A cryptocurrency trader known as 'Hyperliquid 50x Whale' executed trades around a US Federal Reserve decision, turning $690,000 into $1.83 million within three hours.
Aggressive Trading Tactics Of Hyperliquid 50x Whale
According to analyst @EmberCN, trading began before the Fed’s announcement. Starting at 11:00 a.m., it opened a short position of 326 Bitcoin (BTC) at $84,566, worth $27.6 million. Before the announcement at 12:48 p.m., it closed the position at $83,927, securing a $215,000 profit. After the announcement at 1:01 p.m., the trader shorted 256 BTC at $84,404, closing six minutes later at $83,906, adding another $250,000. At 1:10 p.m., the position was reversed to long with 518 BTC at $84,500 and closed at $85,700 by 1:59 p.m. for a $620,000 gain. By 2:00 p.m., the trader shorted 384 BTC at $85,666 to cover at $85,146 two minutes later, gaining $106,000 more.

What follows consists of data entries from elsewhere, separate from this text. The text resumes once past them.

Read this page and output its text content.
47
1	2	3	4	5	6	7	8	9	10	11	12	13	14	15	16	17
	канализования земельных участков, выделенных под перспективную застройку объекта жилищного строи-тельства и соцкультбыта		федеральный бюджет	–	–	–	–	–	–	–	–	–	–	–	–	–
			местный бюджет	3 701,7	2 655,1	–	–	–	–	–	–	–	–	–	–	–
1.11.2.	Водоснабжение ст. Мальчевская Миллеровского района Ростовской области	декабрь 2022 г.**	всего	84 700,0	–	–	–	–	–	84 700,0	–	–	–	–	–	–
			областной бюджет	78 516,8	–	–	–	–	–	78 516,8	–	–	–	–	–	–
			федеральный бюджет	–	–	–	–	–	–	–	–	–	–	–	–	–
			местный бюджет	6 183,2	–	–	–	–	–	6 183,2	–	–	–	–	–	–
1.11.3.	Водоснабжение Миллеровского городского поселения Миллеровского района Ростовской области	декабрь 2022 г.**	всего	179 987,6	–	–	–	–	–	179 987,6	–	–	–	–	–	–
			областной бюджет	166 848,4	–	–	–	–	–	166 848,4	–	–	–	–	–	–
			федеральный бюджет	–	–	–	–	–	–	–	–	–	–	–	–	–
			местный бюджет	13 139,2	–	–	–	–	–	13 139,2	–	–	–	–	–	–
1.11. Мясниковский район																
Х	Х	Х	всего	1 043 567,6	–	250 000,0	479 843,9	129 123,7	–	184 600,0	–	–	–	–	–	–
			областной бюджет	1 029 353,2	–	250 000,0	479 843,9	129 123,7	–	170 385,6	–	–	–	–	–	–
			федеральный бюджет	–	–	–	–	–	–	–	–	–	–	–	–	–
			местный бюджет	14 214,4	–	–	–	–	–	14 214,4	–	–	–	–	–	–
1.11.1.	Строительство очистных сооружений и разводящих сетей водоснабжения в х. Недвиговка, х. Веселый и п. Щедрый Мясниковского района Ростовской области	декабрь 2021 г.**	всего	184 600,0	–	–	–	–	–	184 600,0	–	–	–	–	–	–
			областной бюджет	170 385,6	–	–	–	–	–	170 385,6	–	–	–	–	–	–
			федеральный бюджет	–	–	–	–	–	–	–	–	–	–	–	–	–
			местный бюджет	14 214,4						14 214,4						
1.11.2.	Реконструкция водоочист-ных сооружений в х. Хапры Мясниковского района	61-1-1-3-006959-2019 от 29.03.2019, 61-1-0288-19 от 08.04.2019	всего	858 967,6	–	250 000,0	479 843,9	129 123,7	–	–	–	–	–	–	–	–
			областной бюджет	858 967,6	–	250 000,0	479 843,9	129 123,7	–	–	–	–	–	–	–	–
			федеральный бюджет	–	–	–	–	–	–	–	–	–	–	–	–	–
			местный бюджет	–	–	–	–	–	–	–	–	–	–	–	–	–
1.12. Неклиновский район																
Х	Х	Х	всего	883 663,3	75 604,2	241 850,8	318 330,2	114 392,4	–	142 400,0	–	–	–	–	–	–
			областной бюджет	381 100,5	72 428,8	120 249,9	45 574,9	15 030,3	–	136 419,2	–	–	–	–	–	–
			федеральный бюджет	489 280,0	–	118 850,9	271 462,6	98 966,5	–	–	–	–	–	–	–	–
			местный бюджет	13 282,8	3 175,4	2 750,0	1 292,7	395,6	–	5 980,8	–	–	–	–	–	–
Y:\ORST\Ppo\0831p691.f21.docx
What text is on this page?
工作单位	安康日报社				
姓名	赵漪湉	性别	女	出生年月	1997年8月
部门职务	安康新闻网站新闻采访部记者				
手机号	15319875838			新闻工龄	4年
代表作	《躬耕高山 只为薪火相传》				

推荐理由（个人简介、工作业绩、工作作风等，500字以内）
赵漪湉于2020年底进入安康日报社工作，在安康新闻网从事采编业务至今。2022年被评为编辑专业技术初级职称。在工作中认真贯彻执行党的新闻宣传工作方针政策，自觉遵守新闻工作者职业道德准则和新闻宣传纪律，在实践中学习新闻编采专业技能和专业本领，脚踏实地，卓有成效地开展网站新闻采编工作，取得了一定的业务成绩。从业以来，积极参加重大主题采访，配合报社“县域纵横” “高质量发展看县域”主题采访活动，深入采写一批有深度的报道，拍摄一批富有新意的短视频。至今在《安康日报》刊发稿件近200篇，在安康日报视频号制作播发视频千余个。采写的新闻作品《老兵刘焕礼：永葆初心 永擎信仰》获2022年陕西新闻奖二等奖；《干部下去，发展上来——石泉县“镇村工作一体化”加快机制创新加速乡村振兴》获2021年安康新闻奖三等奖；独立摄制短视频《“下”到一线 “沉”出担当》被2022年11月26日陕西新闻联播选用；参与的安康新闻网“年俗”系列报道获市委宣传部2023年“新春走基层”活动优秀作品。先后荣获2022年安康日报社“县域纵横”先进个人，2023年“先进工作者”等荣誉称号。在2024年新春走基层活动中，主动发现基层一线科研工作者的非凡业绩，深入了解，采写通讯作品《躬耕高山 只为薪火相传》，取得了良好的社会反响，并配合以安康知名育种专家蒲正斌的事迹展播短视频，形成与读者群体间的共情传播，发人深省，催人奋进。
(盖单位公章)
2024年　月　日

Federal Reserve Rate Decision and Market Impact
The Federal Reserve left its policy rate unchanged at 4.50%. Projections suggest a 50-basis-point cut in 2025. Starting April, the Fed will reduce its balance drawdown pace, cutting Treasury cap from $25 billion to $5 billion monthly while keeping agency debt and MBS caps at $35 billion. Fed Chair Jerome Powell noted inflation might rise to 2.7% in 2024 due to tariffs, up from 2.5% in January. Eleven of 19 FOMC members foresee at least two rate cuts this year.
Speculation Over Hyperliquid 50x Whale’s Identity
The enigmatic trader has garnered attention for large trades on platforms like Hyperliquid and GMX. The wallet stakes in Bitcoin, Ethereum, and Chainlink fuel identity speculation. Some link the account to North Korea's Lazarus group, but ZachXBT denies such claims. Theorists suggest illicit fund use for high-risk trades might drive criminal gains. Analytics firm Lookonchain notes $9.46 million earned in eight days. However, the trader caused market disturbances, including a $4 million Hyperliquid liquidity pool loss.
Hyperliquid 50x Whale has shown adaptability and leveraged Fed volatility into profit but raised questions about the legality of such methods.